Je souhaite rappeler l'autre caractéristique de ce jeu, qui est que le montant redistribué aux gagnants ne représente que 50% des mises. Là le joueur n'a pas le choix, contrairement à ce qui touche au niveau de risque. Le prélèvement de 50% est en effet fixé par la loi et mis en oeuvre par la Française des Jeux dans le cadre d'un monopole légal. Une toute petite partie de ces 50% sert à financer les frais de la Française des Jeux, et le reste constitue un impôt « volontaire » puisque tous ceux qui le paient n'y sont pas obligés.

Si le monopole était retiré à la Française des Jeux, il se créerait immédiatement d'autres jeux de tirage privés ressemblant à Euro Millions, qui reverseraient nettement plus que 50% des mises aux joueurs, et il est probable que cela attirerait des joueurs supplémentaires. Serait-ce une bonne chose ? En tout cas, il serait naïf de croire que le système actuel « préserve » les Français du vice en laissant à une institution publique le monopole des jeux de tirage. Nous voyons en effet que les états ne peuvent pas résister à la tentation de maximiser cette recette fiscale politiquement indolore. Et pour ce faire, ils ont compris que les jeux à méga-cagnottes, ayant un niveau de risque élevé, sont ceux qui présentent le meilleur rendement.

Faut-il jouer ?

Le nombre de joueurs aux derniers tirages a cru régulièrement avec le montant du jackpot comme le montre le graphique suivant :







Rappelons de façon très schématique la règle de répartition des gains à Euro Millions pour comprendre comment le jackpot est calculé :

- 50% des mises du tour sont prélevées par la Française des Jeux ;

- 31% des mises du tour sont distribuées aux gagnants des rangs 2 à 12 du même tour ;

- si il y a un ou plusieurs gagnans au rang 1, il(s) remporte(nt) la cagnotte plus 11% des mises du tour ;

- sinon, ces 11% et la cagnotte constituent la cagnotte du tour suivant ;

- quoi qu’il arrive, les 8% restants sont affectés à la cagnotte du tour suivant.

Entre le 21 octobre 2005 et le 27 janvier 2006, il y a eu onze tirages sans gagnant au rang 1. En conséquence, la cagnotte initiale de 15 millions d’euros a été complétée à chaque tour et on arrive aujourd’hui à une cagnotte de 152 millions d’euros.

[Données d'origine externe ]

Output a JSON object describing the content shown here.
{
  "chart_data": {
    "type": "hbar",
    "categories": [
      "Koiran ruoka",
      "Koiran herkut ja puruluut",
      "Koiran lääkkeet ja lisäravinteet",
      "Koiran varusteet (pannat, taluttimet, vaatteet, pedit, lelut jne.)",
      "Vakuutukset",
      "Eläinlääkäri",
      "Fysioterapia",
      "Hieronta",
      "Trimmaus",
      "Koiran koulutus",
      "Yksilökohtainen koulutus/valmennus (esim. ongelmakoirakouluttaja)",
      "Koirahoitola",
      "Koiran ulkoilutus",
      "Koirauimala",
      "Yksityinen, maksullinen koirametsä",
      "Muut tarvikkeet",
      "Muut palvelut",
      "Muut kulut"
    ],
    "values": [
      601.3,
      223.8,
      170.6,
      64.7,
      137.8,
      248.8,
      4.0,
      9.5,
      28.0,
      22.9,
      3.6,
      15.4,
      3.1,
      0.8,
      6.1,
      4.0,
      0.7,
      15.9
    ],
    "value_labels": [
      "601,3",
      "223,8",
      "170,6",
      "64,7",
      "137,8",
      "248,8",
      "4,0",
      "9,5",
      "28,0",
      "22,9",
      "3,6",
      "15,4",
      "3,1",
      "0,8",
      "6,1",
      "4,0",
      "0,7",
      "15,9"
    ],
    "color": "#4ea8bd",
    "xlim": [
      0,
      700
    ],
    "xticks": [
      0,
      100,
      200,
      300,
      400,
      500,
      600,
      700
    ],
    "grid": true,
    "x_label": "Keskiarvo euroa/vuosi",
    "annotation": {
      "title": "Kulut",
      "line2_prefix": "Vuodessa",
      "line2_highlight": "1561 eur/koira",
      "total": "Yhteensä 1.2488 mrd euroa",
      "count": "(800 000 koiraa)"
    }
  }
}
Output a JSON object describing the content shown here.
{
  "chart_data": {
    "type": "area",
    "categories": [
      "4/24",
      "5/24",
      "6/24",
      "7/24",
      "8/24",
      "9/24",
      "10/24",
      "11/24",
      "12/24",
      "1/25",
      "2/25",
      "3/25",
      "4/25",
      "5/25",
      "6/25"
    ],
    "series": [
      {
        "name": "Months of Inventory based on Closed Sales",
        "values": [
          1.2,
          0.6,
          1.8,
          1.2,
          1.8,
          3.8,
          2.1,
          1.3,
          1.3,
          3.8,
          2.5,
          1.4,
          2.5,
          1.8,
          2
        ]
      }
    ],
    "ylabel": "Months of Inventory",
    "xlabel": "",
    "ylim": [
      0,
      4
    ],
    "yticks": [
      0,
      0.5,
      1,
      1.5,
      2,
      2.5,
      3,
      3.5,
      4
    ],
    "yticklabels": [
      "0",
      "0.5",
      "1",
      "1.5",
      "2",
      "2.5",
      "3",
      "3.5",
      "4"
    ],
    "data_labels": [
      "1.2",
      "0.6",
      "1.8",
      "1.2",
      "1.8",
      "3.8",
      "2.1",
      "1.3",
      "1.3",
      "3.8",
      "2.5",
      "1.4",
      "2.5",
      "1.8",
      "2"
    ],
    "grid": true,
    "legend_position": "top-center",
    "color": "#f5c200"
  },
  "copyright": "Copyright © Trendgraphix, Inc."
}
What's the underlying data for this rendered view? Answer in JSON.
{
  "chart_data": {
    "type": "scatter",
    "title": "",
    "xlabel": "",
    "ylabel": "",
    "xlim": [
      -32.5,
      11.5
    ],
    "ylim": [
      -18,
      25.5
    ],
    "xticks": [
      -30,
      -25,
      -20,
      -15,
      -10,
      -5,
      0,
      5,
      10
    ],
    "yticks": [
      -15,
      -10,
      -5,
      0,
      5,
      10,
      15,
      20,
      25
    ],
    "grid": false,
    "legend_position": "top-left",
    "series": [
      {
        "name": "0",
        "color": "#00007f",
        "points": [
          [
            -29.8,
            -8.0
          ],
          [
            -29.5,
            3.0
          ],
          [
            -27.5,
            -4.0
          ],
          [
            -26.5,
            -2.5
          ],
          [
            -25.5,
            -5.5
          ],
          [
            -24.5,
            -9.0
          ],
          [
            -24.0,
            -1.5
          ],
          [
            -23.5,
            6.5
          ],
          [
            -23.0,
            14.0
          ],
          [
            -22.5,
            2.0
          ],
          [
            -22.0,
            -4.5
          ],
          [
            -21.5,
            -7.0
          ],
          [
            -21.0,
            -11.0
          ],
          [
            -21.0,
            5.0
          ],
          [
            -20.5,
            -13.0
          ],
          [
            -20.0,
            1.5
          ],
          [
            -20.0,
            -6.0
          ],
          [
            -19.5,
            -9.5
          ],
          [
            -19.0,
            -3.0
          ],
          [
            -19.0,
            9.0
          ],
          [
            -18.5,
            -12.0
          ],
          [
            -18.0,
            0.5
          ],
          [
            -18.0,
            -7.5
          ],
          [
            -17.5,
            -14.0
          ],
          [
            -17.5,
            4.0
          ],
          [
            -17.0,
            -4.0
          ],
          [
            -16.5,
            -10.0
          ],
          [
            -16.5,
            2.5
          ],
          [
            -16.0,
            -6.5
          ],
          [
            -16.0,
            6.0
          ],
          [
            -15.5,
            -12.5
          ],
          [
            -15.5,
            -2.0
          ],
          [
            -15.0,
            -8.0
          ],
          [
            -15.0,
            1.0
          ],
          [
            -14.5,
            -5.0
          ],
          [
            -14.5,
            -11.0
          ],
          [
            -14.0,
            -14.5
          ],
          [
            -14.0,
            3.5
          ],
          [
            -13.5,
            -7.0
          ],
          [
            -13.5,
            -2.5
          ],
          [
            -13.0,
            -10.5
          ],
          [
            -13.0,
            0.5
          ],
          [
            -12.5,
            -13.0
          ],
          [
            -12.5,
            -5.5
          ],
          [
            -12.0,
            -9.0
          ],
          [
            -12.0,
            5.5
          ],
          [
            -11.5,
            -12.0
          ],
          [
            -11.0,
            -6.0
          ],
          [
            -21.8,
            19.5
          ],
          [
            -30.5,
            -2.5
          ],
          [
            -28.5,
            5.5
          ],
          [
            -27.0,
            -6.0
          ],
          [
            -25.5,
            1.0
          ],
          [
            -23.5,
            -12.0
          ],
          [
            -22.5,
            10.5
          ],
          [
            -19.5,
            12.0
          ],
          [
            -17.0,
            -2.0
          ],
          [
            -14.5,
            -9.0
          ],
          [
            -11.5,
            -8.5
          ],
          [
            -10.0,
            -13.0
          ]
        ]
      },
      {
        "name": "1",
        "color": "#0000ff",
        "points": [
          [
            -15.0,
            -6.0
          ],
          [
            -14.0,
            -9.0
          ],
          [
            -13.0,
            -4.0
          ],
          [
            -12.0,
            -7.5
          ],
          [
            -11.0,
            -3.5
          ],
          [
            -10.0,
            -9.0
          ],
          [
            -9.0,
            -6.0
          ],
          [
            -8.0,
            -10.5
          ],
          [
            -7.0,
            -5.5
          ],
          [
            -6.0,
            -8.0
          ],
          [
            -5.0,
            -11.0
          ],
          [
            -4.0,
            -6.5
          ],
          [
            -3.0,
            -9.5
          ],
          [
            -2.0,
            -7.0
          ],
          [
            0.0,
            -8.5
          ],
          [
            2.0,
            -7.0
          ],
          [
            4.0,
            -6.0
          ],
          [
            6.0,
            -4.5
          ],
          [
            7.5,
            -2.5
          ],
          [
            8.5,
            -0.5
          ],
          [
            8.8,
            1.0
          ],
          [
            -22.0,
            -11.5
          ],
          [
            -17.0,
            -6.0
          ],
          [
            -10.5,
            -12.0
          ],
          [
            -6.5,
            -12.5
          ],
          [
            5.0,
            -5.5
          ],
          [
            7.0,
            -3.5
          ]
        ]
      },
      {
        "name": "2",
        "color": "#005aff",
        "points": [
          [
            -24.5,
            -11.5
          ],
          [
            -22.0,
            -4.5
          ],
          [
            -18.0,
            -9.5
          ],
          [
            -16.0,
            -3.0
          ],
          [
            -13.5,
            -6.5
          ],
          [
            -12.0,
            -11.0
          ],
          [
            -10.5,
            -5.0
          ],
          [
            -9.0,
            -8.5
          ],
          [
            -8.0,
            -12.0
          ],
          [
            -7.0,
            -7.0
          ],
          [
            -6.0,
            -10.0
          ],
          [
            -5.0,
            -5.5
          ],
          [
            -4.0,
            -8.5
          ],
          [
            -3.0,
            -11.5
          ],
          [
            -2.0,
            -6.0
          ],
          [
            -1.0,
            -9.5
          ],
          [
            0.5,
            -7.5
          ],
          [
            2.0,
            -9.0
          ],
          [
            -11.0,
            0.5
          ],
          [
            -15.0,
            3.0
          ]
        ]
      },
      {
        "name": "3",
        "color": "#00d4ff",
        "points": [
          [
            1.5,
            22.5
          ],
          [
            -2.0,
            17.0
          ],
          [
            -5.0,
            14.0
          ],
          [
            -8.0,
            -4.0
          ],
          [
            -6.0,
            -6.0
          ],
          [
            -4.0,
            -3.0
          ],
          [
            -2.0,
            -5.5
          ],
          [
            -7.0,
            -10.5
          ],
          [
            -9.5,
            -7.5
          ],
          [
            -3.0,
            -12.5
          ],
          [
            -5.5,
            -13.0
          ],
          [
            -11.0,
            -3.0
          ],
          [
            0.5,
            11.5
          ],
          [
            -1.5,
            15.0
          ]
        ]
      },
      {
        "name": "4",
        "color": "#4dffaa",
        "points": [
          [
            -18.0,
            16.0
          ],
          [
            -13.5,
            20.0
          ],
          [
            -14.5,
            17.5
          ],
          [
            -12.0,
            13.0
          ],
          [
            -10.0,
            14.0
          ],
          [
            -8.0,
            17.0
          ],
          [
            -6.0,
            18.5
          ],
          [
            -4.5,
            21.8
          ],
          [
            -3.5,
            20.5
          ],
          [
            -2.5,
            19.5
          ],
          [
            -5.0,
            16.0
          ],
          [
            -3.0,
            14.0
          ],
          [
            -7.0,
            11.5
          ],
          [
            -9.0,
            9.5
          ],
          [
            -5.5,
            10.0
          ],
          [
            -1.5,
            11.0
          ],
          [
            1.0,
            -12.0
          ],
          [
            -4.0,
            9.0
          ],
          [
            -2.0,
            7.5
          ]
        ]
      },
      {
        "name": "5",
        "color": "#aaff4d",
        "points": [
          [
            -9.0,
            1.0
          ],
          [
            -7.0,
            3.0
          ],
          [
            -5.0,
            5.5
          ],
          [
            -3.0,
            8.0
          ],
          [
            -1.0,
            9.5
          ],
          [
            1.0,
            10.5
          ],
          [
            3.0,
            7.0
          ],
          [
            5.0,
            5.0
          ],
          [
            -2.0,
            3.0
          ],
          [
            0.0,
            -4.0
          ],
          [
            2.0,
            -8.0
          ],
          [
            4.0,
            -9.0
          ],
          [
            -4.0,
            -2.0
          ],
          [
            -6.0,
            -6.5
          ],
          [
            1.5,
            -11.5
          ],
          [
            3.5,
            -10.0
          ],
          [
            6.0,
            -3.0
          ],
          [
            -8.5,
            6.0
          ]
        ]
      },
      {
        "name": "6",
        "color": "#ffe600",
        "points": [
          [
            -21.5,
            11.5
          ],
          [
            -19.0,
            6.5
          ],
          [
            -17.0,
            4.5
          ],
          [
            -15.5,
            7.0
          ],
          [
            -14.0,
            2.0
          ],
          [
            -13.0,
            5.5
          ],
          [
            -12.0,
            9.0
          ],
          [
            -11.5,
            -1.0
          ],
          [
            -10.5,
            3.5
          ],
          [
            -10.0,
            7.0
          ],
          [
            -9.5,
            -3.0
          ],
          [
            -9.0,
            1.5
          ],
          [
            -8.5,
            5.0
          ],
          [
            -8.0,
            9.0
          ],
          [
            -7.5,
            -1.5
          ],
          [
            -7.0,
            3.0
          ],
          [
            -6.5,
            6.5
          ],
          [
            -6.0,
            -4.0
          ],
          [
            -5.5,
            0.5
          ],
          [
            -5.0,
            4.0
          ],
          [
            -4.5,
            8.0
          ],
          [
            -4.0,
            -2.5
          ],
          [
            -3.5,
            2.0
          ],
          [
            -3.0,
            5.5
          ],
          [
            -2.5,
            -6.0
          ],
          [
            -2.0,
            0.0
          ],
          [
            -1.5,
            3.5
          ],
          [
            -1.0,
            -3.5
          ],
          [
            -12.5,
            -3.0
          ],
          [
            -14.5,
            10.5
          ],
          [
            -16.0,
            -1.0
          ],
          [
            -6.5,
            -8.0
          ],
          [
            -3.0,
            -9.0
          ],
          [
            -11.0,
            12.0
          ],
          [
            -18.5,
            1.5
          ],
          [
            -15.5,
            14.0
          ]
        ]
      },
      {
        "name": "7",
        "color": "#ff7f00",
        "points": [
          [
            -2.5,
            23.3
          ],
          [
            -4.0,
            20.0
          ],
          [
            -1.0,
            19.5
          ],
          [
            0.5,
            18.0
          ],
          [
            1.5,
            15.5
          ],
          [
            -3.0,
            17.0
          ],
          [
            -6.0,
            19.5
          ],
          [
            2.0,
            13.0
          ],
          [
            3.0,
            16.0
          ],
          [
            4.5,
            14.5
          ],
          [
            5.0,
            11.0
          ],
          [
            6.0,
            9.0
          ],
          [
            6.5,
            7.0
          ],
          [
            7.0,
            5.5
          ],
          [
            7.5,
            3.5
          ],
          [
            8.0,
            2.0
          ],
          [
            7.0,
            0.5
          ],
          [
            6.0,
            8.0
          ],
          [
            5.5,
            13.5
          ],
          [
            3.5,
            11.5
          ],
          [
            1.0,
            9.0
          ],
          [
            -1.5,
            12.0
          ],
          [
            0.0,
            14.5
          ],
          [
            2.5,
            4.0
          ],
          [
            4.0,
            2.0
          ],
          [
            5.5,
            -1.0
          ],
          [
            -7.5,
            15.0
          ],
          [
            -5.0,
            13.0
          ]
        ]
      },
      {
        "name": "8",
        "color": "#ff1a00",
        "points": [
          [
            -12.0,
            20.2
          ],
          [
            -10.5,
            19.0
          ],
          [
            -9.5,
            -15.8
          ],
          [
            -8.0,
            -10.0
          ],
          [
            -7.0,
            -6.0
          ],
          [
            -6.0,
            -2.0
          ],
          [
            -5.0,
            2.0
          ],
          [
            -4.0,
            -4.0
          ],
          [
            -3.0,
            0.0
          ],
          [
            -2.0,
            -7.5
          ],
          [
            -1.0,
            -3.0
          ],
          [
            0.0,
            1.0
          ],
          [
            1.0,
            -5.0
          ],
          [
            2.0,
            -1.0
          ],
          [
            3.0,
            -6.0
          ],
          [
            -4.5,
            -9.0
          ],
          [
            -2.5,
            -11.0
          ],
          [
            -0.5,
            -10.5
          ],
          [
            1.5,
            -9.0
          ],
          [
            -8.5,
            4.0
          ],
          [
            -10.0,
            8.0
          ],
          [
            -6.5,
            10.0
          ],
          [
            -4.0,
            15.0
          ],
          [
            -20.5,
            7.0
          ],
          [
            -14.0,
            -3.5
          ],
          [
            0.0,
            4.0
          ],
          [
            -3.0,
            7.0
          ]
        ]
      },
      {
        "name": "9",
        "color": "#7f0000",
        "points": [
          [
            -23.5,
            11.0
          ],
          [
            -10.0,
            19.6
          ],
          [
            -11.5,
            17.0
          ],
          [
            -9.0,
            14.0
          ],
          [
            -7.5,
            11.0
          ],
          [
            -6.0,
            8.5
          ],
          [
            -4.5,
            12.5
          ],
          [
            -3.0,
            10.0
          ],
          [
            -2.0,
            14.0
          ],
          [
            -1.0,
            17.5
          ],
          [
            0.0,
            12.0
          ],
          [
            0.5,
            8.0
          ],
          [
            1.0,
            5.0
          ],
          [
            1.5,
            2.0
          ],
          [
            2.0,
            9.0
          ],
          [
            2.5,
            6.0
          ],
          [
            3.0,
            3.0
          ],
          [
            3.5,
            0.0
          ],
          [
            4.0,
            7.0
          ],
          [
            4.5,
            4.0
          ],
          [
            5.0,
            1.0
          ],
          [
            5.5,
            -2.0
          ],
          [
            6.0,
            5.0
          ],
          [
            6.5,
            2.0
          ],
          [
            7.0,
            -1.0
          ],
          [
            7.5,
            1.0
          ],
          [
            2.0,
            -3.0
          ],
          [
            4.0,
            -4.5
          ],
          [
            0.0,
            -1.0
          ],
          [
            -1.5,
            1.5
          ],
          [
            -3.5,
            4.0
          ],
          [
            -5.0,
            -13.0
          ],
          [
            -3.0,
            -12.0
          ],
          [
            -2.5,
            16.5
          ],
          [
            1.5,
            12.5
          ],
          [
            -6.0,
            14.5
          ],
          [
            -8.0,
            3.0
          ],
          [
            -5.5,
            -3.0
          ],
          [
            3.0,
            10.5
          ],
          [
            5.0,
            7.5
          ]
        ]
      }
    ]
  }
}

Le jackpot affiché de 183 millions d'euros correspond à une estimation des gains – y compris la cagnotte – au cas où il y aurait un ou plusieurs gagnants de rang 1.

Il y a eu 115 millions de grilles jouées au dernier tirage, et l’attrait de la nouvelle cagnotte record va probablement augmenter encore ce chiffre. Faisons l’hypothèse qu’il y aura 140 millions de grilles jouées Vendredi prochain. La probabilité pour qu’il y ait un gagnant de rang 1 est de l’ordre de deux chances sur trois. Il est donc intéressant de regarder les deux scénarios.

Si il y a un ou plusieurs gagnants de rang 1, l’espérance de gain correspond au pourcentage des mises redistribuées au même tour plus l’espérance de gain de la cagnotte. Pour une grille à deux euros, cela donne :

- part des mises redistribuées aux gagnants des rangs 2 à 12 : 31% soit 0,62€

- part des mises redistribuées au(x) gagnant(s) de rang 1 : 11% soit 0,22€

- cagnotte : 152 millions d’euros / 140 millions de grilles = 1,09€

On voit donc que l’espérance de gain conditionnelle en cas de gagnant(s) au rang 1 est de 0,62 + 0,22 + 1,09 = 1,93€.

Si il n’y a pas de gagnant de rang 1, l’espérance de gain sera de 0,62€ seulement. Dans les deux cas, on voit que l’espérance de gain d’un ticket payé 2 euros reste inférieure à ce montant malgré l’immense cagnotte.

Notons que le règlement du jeu Euro Millions prévoit qu’il peut y avoir au maximum douze jeux successifs sans gagnant de rang 1. Au treizième jeu dans ce cas, les gains du rang 1 sont répartis entre les gagnants de rang 2 et la cagnotte n’est pas reportée une treizième fois. Cela se produira le 10 février si il n’y a pas de gagnant de rang 1 le 3 février.

1 commentaire:

Anonyme a dit…

"Tout ce que l'on peut dire de cette cagnotte, c'est que les participants aux jeux de tirage ont une attirance pour le risque."
Je pense au contraire que l'immense majorité des joueurs n'a absolument aucune idée de la véritable espérance de gain. Ce n'est donc pas le risque qui les attirent mais le montant de la cagnotte.